I just came home from the national meeting of the Evangelical Theological Society in San Antonio. The general topic was the Trinity, but for me the highlight was Dr. Daniel Wallace’s presidential address on current issues relating to textual criticism and the work of his ministry, the Center for the Study of New Testament Manuscripts (CSNTM.org). One of the things I learned is how active women were as scribes, a fact rarely discussed.
I also met with a ministry that is working on a Greek text of the New Testament that more accurately reflects manuscript evidence in terms of spellings.
Did you know that our current Greek texts standardize spellings?
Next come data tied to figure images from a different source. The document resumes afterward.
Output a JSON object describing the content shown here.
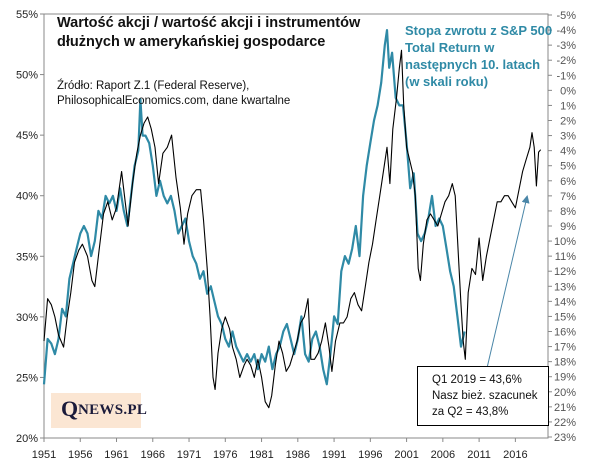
{
  "title": "Wartość akcji / wartość akcji i instrumentów dłużnych w amerykańskiej gospodarce",
  "source_line1": "Źródło: Raport Z.1 (Federal Reserve),",
  "source_line2": "PhilosophicalEconomics.com, dane kwartalne",
  "right_axis_title": "Stopa zwrotu z S&P 500 Total Return w następnych 10. latach (w skali roku)",
  "note": {
    "line1": "Q1 2019 = 43,6%",
    "line2": "Nasz bież. szacunek",
    "line3": "za Q2 = 43,8%"
  },
  "logo": {
    "big": "Q",
    "small": "NEWS.PL"
  },
  "colors": {
    "equity_share": "#000000",
    "sp500_return": "#2f8aa6",
    "arrow": "#4a86a8"
  },
  "chart_data": {
    "type": "line",
    "x_ticks": [
      "1951",
      "1956",
      "1961",
      "1966",
      "1971",
      "1976",
      "1981",
      "1986",
      "1991",
      "1996",
      "2001",
      "2006",
      "2011",
      "2016"
    ],
    "xlim": [
      1951,
      2020.5
    ],
    "y_left": {
      "ticks": [
        "20%",
        "25%",
        "30%",
        "35%",
        "40%",
        "45%",
        "50%",
        "55%"
      ],
      "lim": [
        20,
        55
      ]
    },
    "y_right": {
      "ticks": [
        "-5%",
        "-4%",
        "-3%",
        "-2%",
        "-1%",
        "0%",
        "1%",
        "2%",
        "3%",
        "4%",
        "5%",
        "6%",
        "7%",
        "8%",
        "9%",
        "10%",
        "11%",
        "12%",
        "13%",
        "14%",
        "15%",
        "16%",
        "17%",
        "18%",
        "19%",
        "20%",
        "21%",
        "22%",
        "23%"
      ],
      "lim_top": -5,
      "lim_bottom": 23
    },
    "grid": false,
    "series": [
      {
        "axis": "left",
        "points": [
          [
            1951,
            28.0
          ],
          [
            1951.5,
            31.5
          ],
          [
            1952,
            31.0
          ],
          [
            1952.5,
            30.0
          ],
          [
            1953,
            28.5
          ],
          [
            1953.7,
            27.5
          ],
          [
            1954.2,
            30.0
          ],
          [
            1954.7,
            32.0
          ],
          [
            1955.2,
            34.5
          ],
          [
            1955.8,
            35.5
          ],
          [
            1956.3,
            36.0
          ],
          [
            1957,
            35.0
          ],
          [
            1957.6,
            33.0
          ],
          [
            1958,
            32.5
          ],
          [
            1958.6,
            35.5
          ],
          [
            1959.2,
            38.5
          ],
          [
            1959.8,
            39.5
          ],
          [
            1960.4,
            38.0
          ],
          [
            1961,
            39.0
          ],
          [
            1961.7,
            42.0
          ],
          [
            1962.2,
            39.5
          ],
          [
            1962.6,
            37.5
          ],
          [
            1963.2,
            41.0
          ],
          [
            1963.8,
            43.5
          ],
          [
            1964.3,
            45.0
          ],
          [
            1964.8,
            46.0
          ],
          [
            1965.3,
            46.5
          ],
          [
            1965.8,
            45.5
          ],
          [
            1966.3,
            44.0
          ],
          [
            1966.8,
            41.0
          ],
          [
            1967.4,
            43.5
          ],
          [
            1968,
            44.0
          ],
          [
            1968.6,
            45.0
          ],
          [
            1969.2,
            41.5
          ],
          [
            1969.8,
            39.0
          ],
          [
            1970.3,
            36.0
          ],
          [
            1970.8,
            38.5
          ],
          [
            1971.4,
            40.0
          ],
          [
            1972,
            40.5
          ],
          [
            1972.6,
            40.5
          ],
          [
            1973,
            38.0
          ],
          [
            1973.5,
            34.0
          ],
          [
            1973.9,
            30.0
          ],
          [
            1974.3,
            25.0
          ],
          [
            1974.6,
            24.0
          ],
          [
            1975,
            27.0
          ],
          [
            1975.5,
            29.0
          ],
          [
            1976,
            30.0
          ],
          [
            1976.6,
            29.0
          ],
          [
            1977,
            27.5
          ],
          [
            1977.5,
            26.5
          ],
          [
            1978,
            25.0
          ],
          [
            1978.6,
            26.0
          ],
          [
            1979,
            26.5
          ],
          [
            1979.5,
            26.0
          ],
          [
            1980,
            25.0
          ],
          [
            1980.5,
            26.5
          ],
          [
            1981,
            25.0
          ],
          [
            1981.5,
            23.0
          ],
          [
            1982,
            22.5
          ],
          [
            1982.4,
            23.5
          ],
          [
            1982.9,
            26.0
          ],
          [
            1983.4,
            28.0
          ],
          [
            1983.9,
            27.0
          ],
          [
            1984.4,
            25.5
          ],
          [
            1984.9,
            26.0
          ],
          [
            1985.4,
            27.0
          ],
          [
            1985.9,
            28.0
          ],
          [
            1986.4,
            29.5
          ],
          [
            1986.9,
            30.0
          ],
          [
            1987.4,
            31.5
          ],
          [
            1987.8,
            26.5
          ],
          [
            1988.3,
            26.5
          ],
          [
            1988.8,
            27.0
          ],
          [
            1989.3,
            28.0
          ],
          [
            1989.8,
            29.5
          ],
          [
            1990.3,
            27.5
          ],
          [
            1990.7,
            25.5
          ],
          [
            1991.2,
            28.0
          ],
          [
            1991.8,
            29.5
          ],
          [
            1992.3,
            29.5
          ],
          [
            1992.8,
            30.0
          ],
          [
            1993.3,
            31.5
          ],
          [
            1993.8,
            32.0
          ],
          [
            1994.3,
            31.0
          ],
          [
            1994.8,
            30.5
          ],
          [
            1995.3,
            32.5
          ],
          [
            1995.8,
            34.5
          ],
          [
            1996.3,
            36.0
          ],
          [
            1996.8,
            38.0
          ],
          [
            1997.3,
            40.0
          ],
          [
            1997.8,
            42.0
          ],
          [
            1998.3,
            44.0
          ],
          [
            1998.7,
            41.0
          ],
          [
            1999.1,
            45.5
          ],
          [
            1999.6,
            48.0
          ],
          [
            2000,
            50.5
          ],
          [
            2000.3,
            52.0
          ],
          [
            2000.6,
            47.5
          ],
          [
            2001,
            44.0
          ],
          [
            2001.4,
            43.0
          ],
          [
            2001.8,
            42.0
          ],
          [
            2002.2,
            40.0
          ],
          [
            2002.6,
            34.0
          ],
          [
            2002.9,
            33.0
          ],
          [
            2003.3,
            36.0
          ],
          [
            2003.8,
            38.0
          ],
          [
            2004.3,
            38.5
          ],
          [
            2004.8,
            38.0
          ],
          [
            2005.3,
            37.5
          ],
          [
            2005.8,
            38.5
          ],
          [
            2006.3,
            39.5
          ],
          [
            2006.8,
            40.0
          ],
          [
            2007.3,
            41.0
          ],
          [
            2007.7,
            40.0
          ],
          [
            2008.1,
            35.5
          ],
          [
            2008.5,
            31.0
          ],
          [
            2008.8,
            28.0
          ],
          [
            2009.1,
            26.5
          ],
          [
            2009.5,
            32.0
          ],
          [
            2010,
            34.0
          ],
          [
            2010.5,
            33.5
          ],
          [
            2011,
            36.5
          ],
          [
            2011.5,
            33.0
          ],
          [
            2012,
            35.0
          ],
          [
            2012.5,
            36.5
          ],
          [
            2013,
            38.0
          ],
          [
            2013.5,
            39.5
          ],
          [
            2014,
            39.5
          ],
          [
            2014.5,
            40.0
          ],
          [
            2015,
            40.0
          ],
          [
            2015.5,
            39.5
          ],
          [
            2016,
            39.0
          ],
          [
            2016.5,
            40.5
          ],
          [
            2017,
            42.0
          ],
          [
            2017.5,
            43.0
          ],
          [
            2018,
            44.0
          ],
          [
            2018.3,
            45.2
          ],
          [
            2018.6,
            44.0
          ],
          [
            2018.9,
            40.8
          ],
          [
            2019.2,
            43.6
          ],
          [
            2019.5,
            43.8
          ]
        ]
      },
      {
        "axis": "right",
        "points": [
          [
            1951,
            19.5
          ],
          [
            1951.5,
            16.5
          ],
          [
            1952,
            16.8
          ],
          [
            1952.5,
            17.5
          ],
          [
            1953,
            16.5
          ],
          [
            1953.5,
            14.5
          ],
          [
            1954,
            15.0
          ],
          [
            1954.5,
            12.5
          ],
          [
            1955,
            11.5
          ],
          [
            1955.5,
            10.5
          ],
          [
            1956,
            9.5
          ],
          [
            1956.5,
            9.0
          ],
          [
            1957,
            9.5
          ],
          [
            1957.5,
            11.0
          ],
          [
            1958,
            10.0
          ],
          [
            1958.5,
            8.0
          ],
          [
            1959,
            8.5
          ],
          [
            1959.5,
            7.0
          ],
          [
            1960,
            7.5
          ],
          [
            1960.5,
            7.0
          ],
          [
            1961,
            8.0
          ],
          [
            1961.5,
            6.5
          ],
          [
            1962,
            8.0
          ],
          [
            1962.5,
            9.0
          ],
          [
            1963,
            7.0
          ],
          [
            1963.5,
            5.0
          ],
          [
            1964,
            4.0
          ],
          [
            1964.3,
            0.6
          ],
          [
            1964.6,
            3.0
          ],
          [
            1965,
            3.0
          ],
          [
            1965.5,
            3.5
          ],
          [
            1966,
            5.0
          ],
          [
            1966.5,
            7.0
          ],
          [
            1967,
            6.0
          ],
          [
            1967.5,
            7.0
          ],
          [
            1968,
            7.5
          ],
          [
            1968.5,
            7.0
          ],
          [
            1969,
            8.0
          ],
          [
            1969.5,
            9.5
          ],
          [
            1970,
            9.0
          ],
          [
            1970.5,
            8.5
          ],
          [
            1971,
            10.0
          ],
          [
            1971.5,
            11.0
          ],
          [
            1972,
            11.5
          ],
          [
            1972.5,
            12.5
          ],
          [
            1973,
            12.0
          ],
          [
            1973.5,
            13.5
          ],
          [
            1974,
            13.0
          ],
          [
            1974.5,
            14.0
          ],
          [
            1975,
            15.0
          ],
          [
            1975.5,
            15.5
          ],
          [
            1976,
            16.5
          ],
          [
            1976.5,
            17.0
          ],
          [
            1977,
            16.0
          ],
          [
            1977.5,
            17.0
          ],
          [
            1978,
            17.5
          ],
          [
            1978.5,
            18.0
          ],
          [
            1979,
            17.5
          ],
          [
            1979.5,
            18.0
          ],
          [
            1980,
            17.5
          ],
          [
            1980.5,
            18.5
          ],
          [
            1981,
            17.5
          ],
          [
            1981.5,
            18.0
          ],
          [
            1982,
            17.0
          ],
          [
            1982.5,
            18.5
          ],
          [
            1983,
            17.5
          ],
          [
            1983.5,
            17.0
          ],
          [
            1984,
            16.0
          ],
          [
            1984.5,
            15.5
          ],
          [
            1985,
            16.5
          ],
          [
            1985.5,
            17.5
          ],
          [
            1986,
            16.5
          ],
          [
            1986.5,
            15.0
          ],
          [
            1987,
            17.5
          ],
          [
            1987.5,
            18.0
          ],
          [
            1988,
            16.5
          ],
          [
            1988.5,
            16.0
          ],
          [
            1989,
            17.0
          ],
          [
            1989.5,
            18.5
          ],
          [
            1990,
            19.5
          ],
          [
            1990.5,
            17.5
          ],
          [
            1991,
            15.0
          ],
          [
            1991.5,
            15.5
          ],
          [
            1992,
            12.0
          ],
          [
            1992.5,
            11.0
          ],
          [
            1993,
            11.5
          ],
          [
            1993.5,
            10.5
          ],
          [
            1994,
            9.0
          ],
          [
            1994.5,
            11.0
          ],
          [
            1995,
            7.0
          ],
          [
            1995.5,
            5.0
          ],
          [
            1996,
            3.5
          ],
          [
            1996.5,
            2.0
          ],
          [
            1997,
            1.0
          ],
          [
            1997.5,
            -0.5
          ],
          [
            1998,
            -3.0
          ],
          [
            1998.3,
            -4.0
          ],
          [
            1998.6,
            -1.5
          ],
          [
            1999,
            -2.5
          ],
          [
            1999.5,
            0.5
          ],
          [
            2000,
            1.0
          ],
          [
            2000.5,
            1.0
          ],
          [
            2001,
            3.5
          ],
          [
            2001.5,
            6.5
          ],
          [
            2002,
            5.5
          ],
          [
            2002.5,
            9.5
          ],
          [
            2003,
            10.0
          ],
          [
            2003.5,
            9.5
          ],
          [
            2004,
            8.5
          ],
          [
            2004.5,
            7.0
          ],
          [
            2005,
            9.0
          ],
          [
            2005.5,
            8.5
          ],
          [
            2006,
            9.0
          ],
          [
            2006.5,
            10.5
          ],
          [
            2007,
            12.0
          ],
          [
            2007.5,
            13.0
          ],
          [
            2008,
            15.0
          ],
          [
            2008.5,
            17.0
          ],
          [
            2009,
            16.0
          ]
        ]
      }
    ]
  }
}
Westcott and Hort worked to show the variation of spellings evidenced in the manuscripts, especially when you can see different tendencies in different authors. So for example, “David” can be spelled Δαυίδ or Δαυείδ (see BDAG). The name occurs 54 times, always Δαυίδ in NA28 and always Δαυείδ in WH. γίνομαι can be spelled γίγνομαι (BDF #34.4). Apparently NA28 also added a significant number of nu moveables in the name of standardization (see the change from ἐστί to ἐστίν in Acts 18:10).
The change I was delighted to see in NA28 was in Jude 5. “Now I want to remind you, although you once fully knew it, that Jesus (Ἰησοῦς), who saved a people out of the land of Egypt, afterward destroyed those who did not believe” (ESV). NA27 has κύριος, reflected in the NIV. “I want to remind you that the Lord” (with a footnote, “Some early manuscripts Jesus”). You should read Metzger’s comments where he says that the committee went with κύριος for theological reasons, not textual, since it declares the pre-existence of Jesus.
Overall, I left San Antonio with deep appreciation for scholars who work in different areas such as textual criticism and whose work is trustworthy. The body of Christ has a multiplicity of needs, and hence a multiplicity of gifts and professional callings to meet those needs.